BL : Quel est votre point de vue sur le rapport politique-femme dans notre pays ?

CT : Les femmes n’ont pas la place qu’elles devraient avoir dans la politique au Bénin, mais pas seulement. En dehors de la maternité, rares sont les domaines dans lesquels les femmes supplantent les hommes. Ceci est dû à une foultitude de facteurs dont la conformation naturelle des femmes qui en fait des personnes plutôt discrètes et maternelles, la culture nationale qui déteint sur leur éducation, la relative âpreté du cénacle politique qui ne correspond pas forcément au tempérament féminin, etc.
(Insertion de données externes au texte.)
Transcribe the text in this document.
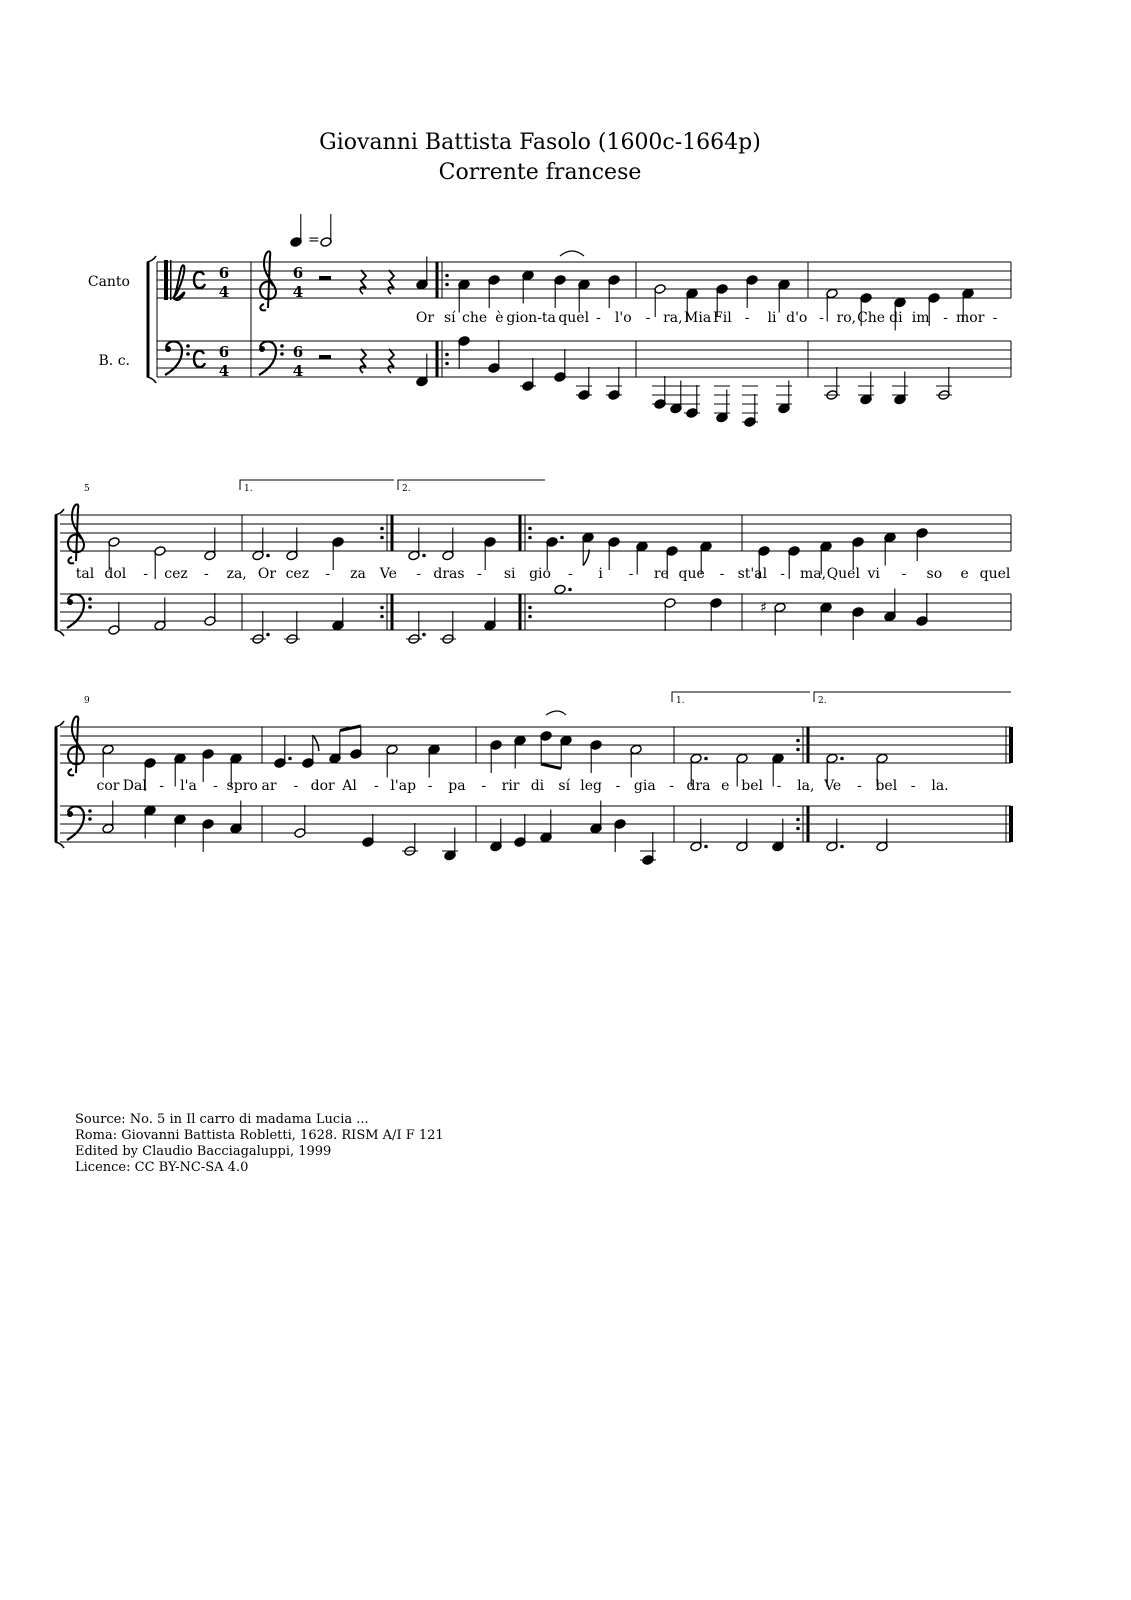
Giovanni Battista Fasolo (1600c-1664p)
Corrente francese
Canto
B. c.
6
4
6
4
6
4
6
4
=
Or sí che è gion- ta quel - l'o - ra, Mia Fil - li d'o - ro, Che di im - mor -
5
♯
1.	2.
tal dol - cez - za, Or cez - za Ve - dras - si gio - i - re que - st'al - ma, Quel vi - so e quel
9	1.	2.
cor Dal - l'a - spro ar - dor Al - l'ap - pa - rir di sí leg - gia - dra e bel - la, Ve - bel - la.
Source: No. 5 in Il carro di madama Lucia ...
Roma: Giovanni Battista Robletti, 1628. RISM A/I F 121
Edited by Claudio Bacciagaluppi, 1999
Licence: CC BY-NC-SA 4.0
Je pense qu’il faudrait deux choses essentielles pour permettre la féminisation du monde politique béninois : une certaine volonté politique et un meilleur engagement de la part des femmes. Cette dernière condition ne sera effective qu’avec une mutation importante dans l’éducation traditionnelle des filles et des garçons. La lecture peut aider à atteindre cet objectif, tant qu’on ne cantonne pas les filles à la lecture des œuvres à l’eau de rose…

BL : Votre mot de fin…

CT : Je vous remercie de vous intéresser à ma personne. Lorsque vous allez dans les pays où le livre compte, les ouvrages béninois sont quasi absents. Je souhaiterais qu’en lieu et place des petites guéguerres d’ego auxquelles l’on assiste parfois piteusement par ici, nous travaillons à mieux faire exister le livre béninois sur la place littéraire universelle.

 

 

 

  1. Très instructif. Cela prouve que le parcours compte pour peu. C’est la passion et l’amour pour la branche qui compte. Bravo à la dame et du succès pour ses initiatives

  2. Merci à toi, Carmen Toudonou, pour beau texte. J’ai une préoccupation : Où pouvons-vous trouver tes livres à acheter?

  3. Oui, une femme inspirante. Transpirante aussi, car elle travaille beaucoup. Que les œuvres de ses mains soient couronnées de succès et que vive la plume au Bénin.

  4. Merci à l’auteure pour ce bel échange. Nous espérons que les graines d’espérance semées par elle, germeront et donneront beaucoup de fruits.